D M D: A mon humble avis, même s’il est difficile de rassembler tous les congolais sous une même chapelle, nous sommes tous impliqués pour se débarrasser de ce système qui nous oppresse. Ce qui est important, c’est l’unité d’action. Dit autrement, lorsqu’une idée judicieuse émerge de telle ou telle structure, chacun doit s’en réapproprier et l’utiliser à bon escient. On a vu comment l’idée de lettre qui avait été envoyée au FMI, pour mettre cette institution en garde contre le régime prédateur, a été au fur et à mesure améliorée par les uns et les autres. Chacun a essayé de mettre la main à la patte. A la fin c’est bien la société civile au niveau de Brazzaville qui en a fait sienne.
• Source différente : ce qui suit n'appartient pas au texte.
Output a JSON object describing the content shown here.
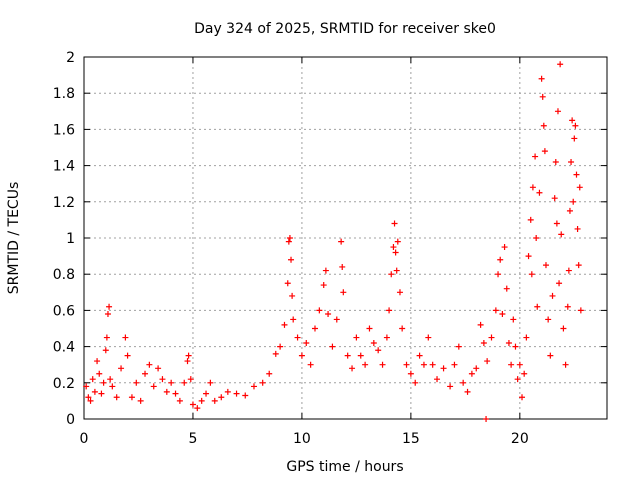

Par analogie, en France, il y avait des idées autour desquelles, la gauche éclatée se retrouvait, ce qu’ils appelaient « des majorités d’idées ». Se battre ensemble pour se faire entendre et pour faire triompher un idéal.C’est de cette manière que je conçois l’apport de la diaspora dans la lutte contre ce régime sanguinaire.
DAC : Votre mot de fin ?
D M D: La situation de notre pays ressemble à s’y méprendre à la métaphore d’un enfant qui tombe dans un puits. Tous les Congolais, témoins de la scène, tétanisés, s’arrêtent à la margelle et personne n’ose entrer dans le puits pour sauver le pauvre innocent. Notre pays est à sauver.
Je termine par cette citation de Montherlant qui nous rappelle la chose suivante « Il n’y a que deux partis dans tout pays : ceux qui osent dire non, et ceux qui ne l’osent pas. Quand ceux qui ne l’osent pas dépassent en nombre considérable ceux qui l’osent, le pays est fichu ».
Quand l’avenir de tout un pays est en péril, les politiques, les militaires et même les civils doivent prendre leurs responsabilités pour boucher les trous de la fameuse jarre du Roi d’Abomey.